His circuits and gyros started to itch. His body had begun repairing itself, but he still throbbed all over. Against his better judgment, he flexed his frame to test his mobility and instantly regretted it. His exostructure let out a hideous screech as the pain flared up unbearably and he fought to remain conscious.
Primus, but he hurt.
A brief diagnostic unhelpfully advised him to seek a medic. His entire left side was essentially dead and his energon levels critical. Communications, navigation, and weapons systems all status unknown and presumed inoperable. He was a sitting Glork.
He was so tired.
If he fell into recharge again he would wind up in a stasis lock for Primus knew how long. He had to move now. He had to change.
His transformation cog knocked half-heartedly as he futilely tried to shift from a police cruiser into a less conspicuous model vehicle. Rigid with determination, he tried again. This time he was rewarded as the light bar melted lazily into his dented roof.
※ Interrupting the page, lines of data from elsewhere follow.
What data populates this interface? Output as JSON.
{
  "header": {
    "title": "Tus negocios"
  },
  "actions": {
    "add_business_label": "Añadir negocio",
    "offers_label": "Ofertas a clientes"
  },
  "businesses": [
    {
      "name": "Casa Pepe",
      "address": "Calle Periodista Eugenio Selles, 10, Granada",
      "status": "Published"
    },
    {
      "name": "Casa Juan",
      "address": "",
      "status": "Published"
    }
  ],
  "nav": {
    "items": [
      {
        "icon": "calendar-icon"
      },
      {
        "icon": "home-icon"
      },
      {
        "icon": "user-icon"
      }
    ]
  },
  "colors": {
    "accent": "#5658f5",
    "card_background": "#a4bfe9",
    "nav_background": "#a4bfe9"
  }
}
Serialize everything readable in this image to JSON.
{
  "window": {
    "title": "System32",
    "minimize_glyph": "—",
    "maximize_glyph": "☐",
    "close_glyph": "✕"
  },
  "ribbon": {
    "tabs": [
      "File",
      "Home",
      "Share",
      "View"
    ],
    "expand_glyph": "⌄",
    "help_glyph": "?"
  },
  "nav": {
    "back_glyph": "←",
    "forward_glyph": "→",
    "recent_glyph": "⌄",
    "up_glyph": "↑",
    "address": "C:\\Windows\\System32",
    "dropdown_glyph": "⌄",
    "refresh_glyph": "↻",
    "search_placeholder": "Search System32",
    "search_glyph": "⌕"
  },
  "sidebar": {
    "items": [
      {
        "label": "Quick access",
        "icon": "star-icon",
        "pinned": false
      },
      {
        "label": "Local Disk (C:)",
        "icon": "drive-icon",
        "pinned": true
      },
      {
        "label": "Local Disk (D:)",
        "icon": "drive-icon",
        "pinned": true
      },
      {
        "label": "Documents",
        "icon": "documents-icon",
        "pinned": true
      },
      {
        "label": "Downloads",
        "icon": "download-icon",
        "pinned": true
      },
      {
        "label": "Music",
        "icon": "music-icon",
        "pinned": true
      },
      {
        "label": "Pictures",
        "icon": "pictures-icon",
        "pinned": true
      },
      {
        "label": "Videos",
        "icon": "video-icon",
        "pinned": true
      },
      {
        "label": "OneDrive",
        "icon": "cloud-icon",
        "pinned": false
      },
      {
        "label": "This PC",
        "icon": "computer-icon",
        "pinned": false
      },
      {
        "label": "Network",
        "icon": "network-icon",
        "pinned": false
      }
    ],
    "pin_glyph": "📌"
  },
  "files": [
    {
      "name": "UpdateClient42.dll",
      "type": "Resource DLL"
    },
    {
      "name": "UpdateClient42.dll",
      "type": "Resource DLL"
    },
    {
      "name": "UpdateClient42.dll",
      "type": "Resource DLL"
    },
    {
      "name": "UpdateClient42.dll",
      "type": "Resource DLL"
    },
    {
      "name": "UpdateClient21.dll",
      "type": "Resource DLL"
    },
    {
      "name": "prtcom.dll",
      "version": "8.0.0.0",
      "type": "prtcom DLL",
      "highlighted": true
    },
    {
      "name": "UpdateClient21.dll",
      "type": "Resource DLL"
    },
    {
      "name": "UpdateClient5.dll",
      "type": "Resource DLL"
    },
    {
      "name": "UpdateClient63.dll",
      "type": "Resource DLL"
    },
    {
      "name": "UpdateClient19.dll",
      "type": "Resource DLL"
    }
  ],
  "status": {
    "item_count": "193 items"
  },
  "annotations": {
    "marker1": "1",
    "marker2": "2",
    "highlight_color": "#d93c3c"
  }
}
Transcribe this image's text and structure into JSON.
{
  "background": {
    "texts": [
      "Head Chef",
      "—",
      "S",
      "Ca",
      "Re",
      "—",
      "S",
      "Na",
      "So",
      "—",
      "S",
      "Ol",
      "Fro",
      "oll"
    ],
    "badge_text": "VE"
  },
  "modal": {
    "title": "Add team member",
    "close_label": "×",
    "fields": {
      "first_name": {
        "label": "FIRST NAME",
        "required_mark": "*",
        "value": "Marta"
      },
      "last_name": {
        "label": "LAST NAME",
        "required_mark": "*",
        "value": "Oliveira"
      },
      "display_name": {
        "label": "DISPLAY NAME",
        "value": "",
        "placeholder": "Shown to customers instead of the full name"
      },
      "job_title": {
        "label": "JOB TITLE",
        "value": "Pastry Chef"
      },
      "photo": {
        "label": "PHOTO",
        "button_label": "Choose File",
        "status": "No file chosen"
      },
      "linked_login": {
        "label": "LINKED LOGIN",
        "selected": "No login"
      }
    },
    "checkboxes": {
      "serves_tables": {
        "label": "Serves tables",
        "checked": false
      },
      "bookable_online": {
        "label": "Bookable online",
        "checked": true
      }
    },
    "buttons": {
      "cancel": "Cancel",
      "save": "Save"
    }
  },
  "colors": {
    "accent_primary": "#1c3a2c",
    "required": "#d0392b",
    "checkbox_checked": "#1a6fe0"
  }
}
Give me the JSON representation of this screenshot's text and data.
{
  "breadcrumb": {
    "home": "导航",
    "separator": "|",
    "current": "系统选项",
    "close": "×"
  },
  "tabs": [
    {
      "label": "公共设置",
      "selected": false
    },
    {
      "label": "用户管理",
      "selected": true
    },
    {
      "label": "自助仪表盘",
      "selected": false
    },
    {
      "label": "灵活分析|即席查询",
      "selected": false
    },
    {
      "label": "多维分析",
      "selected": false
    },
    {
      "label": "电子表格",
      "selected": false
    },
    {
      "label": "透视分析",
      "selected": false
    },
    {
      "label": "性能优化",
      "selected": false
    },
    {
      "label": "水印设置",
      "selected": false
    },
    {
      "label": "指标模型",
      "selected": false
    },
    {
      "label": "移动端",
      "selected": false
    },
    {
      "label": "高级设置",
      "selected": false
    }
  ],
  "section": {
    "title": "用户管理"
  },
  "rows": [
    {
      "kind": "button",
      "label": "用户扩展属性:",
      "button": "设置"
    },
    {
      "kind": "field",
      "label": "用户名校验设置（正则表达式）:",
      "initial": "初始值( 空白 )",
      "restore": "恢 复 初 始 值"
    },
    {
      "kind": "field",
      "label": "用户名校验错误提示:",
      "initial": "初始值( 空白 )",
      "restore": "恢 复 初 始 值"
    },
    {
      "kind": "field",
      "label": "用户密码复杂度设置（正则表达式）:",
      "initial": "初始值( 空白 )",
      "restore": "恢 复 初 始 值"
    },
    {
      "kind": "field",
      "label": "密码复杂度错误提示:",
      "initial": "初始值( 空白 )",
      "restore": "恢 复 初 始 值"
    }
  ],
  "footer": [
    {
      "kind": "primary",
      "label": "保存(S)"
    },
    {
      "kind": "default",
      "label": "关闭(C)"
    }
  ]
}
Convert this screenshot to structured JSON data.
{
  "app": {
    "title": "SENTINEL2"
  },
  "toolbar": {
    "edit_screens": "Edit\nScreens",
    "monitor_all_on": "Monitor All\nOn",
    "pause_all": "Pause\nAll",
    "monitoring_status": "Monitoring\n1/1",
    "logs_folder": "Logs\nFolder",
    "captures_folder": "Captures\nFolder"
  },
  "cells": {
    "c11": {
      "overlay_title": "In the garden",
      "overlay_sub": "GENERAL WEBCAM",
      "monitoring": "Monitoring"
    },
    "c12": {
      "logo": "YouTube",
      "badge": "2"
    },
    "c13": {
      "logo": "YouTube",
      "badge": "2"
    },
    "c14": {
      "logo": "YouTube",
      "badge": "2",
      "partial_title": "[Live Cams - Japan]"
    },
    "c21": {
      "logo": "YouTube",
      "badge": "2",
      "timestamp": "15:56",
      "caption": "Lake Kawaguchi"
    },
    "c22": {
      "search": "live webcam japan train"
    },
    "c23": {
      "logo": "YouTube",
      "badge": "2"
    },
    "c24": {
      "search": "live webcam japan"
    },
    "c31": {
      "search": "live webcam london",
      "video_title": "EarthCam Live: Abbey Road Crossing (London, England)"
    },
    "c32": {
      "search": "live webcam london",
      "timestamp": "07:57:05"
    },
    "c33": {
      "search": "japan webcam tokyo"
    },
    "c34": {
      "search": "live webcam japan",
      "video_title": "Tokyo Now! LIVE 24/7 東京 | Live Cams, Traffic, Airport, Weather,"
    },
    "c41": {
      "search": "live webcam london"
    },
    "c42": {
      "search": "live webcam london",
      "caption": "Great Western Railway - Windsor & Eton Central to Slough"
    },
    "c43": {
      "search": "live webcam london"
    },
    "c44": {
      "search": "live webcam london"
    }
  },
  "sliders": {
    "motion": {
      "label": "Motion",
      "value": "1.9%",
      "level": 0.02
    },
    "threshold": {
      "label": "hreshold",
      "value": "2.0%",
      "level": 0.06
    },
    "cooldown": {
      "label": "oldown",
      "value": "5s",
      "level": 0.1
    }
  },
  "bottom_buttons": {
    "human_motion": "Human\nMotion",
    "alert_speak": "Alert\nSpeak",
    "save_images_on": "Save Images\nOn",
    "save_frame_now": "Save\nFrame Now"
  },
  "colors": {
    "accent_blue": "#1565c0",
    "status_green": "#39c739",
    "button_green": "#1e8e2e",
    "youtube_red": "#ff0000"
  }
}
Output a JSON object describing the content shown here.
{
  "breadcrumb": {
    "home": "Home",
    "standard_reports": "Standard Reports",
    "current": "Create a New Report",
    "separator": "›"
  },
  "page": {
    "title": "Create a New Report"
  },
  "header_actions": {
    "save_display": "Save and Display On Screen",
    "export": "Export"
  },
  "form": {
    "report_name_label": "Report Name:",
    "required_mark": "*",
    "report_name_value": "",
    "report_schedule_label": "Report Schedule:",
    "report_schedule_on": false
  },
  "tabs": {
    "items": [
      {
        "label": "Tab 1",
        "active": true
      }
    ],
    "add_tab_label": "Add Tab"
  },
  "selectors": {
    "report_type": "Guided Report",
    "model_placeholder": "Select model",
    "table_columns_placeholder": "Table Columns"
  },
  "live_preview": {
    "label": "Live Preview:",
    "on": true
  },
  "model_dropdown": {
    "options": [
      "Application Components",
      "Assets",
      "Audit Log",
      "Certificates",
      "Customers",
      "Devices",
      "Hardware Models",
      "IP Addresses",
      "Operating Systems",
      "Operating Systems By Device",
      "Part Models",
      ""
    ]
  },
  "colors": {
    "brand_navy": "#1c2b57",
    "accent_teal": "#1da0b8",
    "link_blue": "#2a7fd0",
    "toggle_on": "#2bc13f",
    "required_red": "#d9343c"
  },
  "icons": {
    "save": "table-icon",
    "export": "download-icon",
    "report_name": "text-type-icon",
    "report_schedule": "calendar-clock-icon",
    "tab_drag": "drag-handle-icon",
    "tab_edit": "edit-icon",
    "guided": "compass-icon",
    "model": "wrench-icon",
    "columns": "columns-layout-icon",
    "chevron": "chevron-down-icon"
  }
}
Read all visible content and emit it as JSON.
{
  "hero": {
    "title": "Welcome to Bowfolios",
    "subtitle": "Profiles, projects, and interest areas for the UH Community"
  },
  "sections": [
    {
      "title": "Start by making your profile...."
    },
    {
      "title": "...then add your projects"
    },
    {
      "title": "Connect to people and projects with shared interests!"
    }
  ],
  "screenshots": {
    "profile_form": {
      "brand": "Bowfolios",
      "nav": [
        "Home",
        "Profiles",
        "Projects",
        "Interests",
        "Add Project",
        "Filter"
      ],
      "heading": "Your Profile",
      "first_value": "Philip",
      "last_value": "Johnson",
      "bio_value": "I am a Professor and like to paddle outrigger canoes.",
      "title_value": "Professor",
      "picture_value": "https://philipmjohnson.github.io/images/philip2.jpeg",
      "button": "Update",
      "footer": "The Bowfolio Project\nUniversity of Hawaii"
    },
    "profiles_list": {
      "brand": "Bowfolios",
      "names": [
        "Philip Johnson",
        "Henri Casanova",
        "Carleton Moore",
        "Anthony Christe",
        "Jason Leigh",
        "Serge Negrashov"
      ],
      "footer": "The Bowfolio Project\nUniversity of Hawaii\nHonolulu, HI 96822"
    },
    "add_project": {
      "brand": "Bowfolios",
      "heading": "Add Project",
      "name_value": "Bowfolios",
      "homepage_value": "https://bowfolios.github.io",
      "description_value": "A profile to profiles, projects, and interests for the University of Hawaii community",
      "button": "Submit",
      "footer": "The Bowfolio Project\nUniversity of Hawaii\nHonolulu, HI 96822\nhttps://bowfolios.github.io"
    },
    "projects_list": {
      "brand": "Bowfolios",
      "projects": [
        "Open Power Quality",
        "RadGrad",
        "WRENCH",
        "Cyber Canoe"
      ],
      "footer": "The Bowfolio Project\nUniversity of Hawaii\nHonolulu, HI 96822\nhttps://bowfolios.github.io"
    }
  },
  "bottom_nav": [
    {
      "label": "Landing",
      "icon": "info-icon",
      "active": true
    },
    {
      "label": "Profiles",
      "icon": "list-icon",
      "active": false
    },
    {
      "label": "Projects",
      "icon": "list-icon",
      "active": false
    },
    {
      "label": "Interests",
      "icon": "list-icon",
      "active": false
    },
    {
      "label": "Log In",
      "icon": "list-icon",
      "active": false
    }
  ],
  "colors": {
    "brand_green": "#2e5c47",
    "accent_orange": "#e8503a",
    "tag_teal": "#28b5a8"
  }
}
Black paint crept slowly over his stripes and police decals, oozing over the white doors until he looked like nothing more than a beat up, blacked-out Mustang. It was a rough patch job, but it would do.
Small, barbed probes sluggishly unfolded from his body and bent to experimentally dig at the ground. Focusing on a distant cluster of broken human vehicles, he began to crawl out of the incriminating rubble toward the camouflage the other cars offered. Scrabbling for purchase in the dirt, the probes pulled his unwieldy weight on tires that wouldn't quite turn true. His damaged vocals let out weak, garbled snarls of frustration and pain as his injured components were wrenched painfully and his energy levels steadily fell.
He willed himself on.
With shrieks of twisting metal and the heady scent of ozone, the probes began to give out one by one as his progress slowed and his strength dwindled. Tenacity could only get a mech so far.
He finally lurched to a halt, half hidden by the shadow of a column far enough away from the battle to make him an unlikely suspect. With any luck, the humans would pass right by him and fruitlessly search the rubble for a police cruiser that wasn't there. The Autobots would know he had survived, but it might give him the time he needed to hide himself.
Might.
Spent, Barricade surrendered to his battle computer's insistent chatter that a stasis lock was imminent. His systems slowed and shut down one by one, his last few precious drops of energon pooling in their lines. He would survive this. He always survived.
As he settled into forced recharge, a curious noise pricked his auditory sensors. The harsh, guttural sound of a motor some ways away echoing off the concrete of the freeway above.
His optics and auditory sensors deactivated and the world went quiet and dark.
He wasn't worried.
What did anyone care about a banged up Mustang.
A/N: Renovatio - Latin: renewal, renovation, restoration, total rebirth.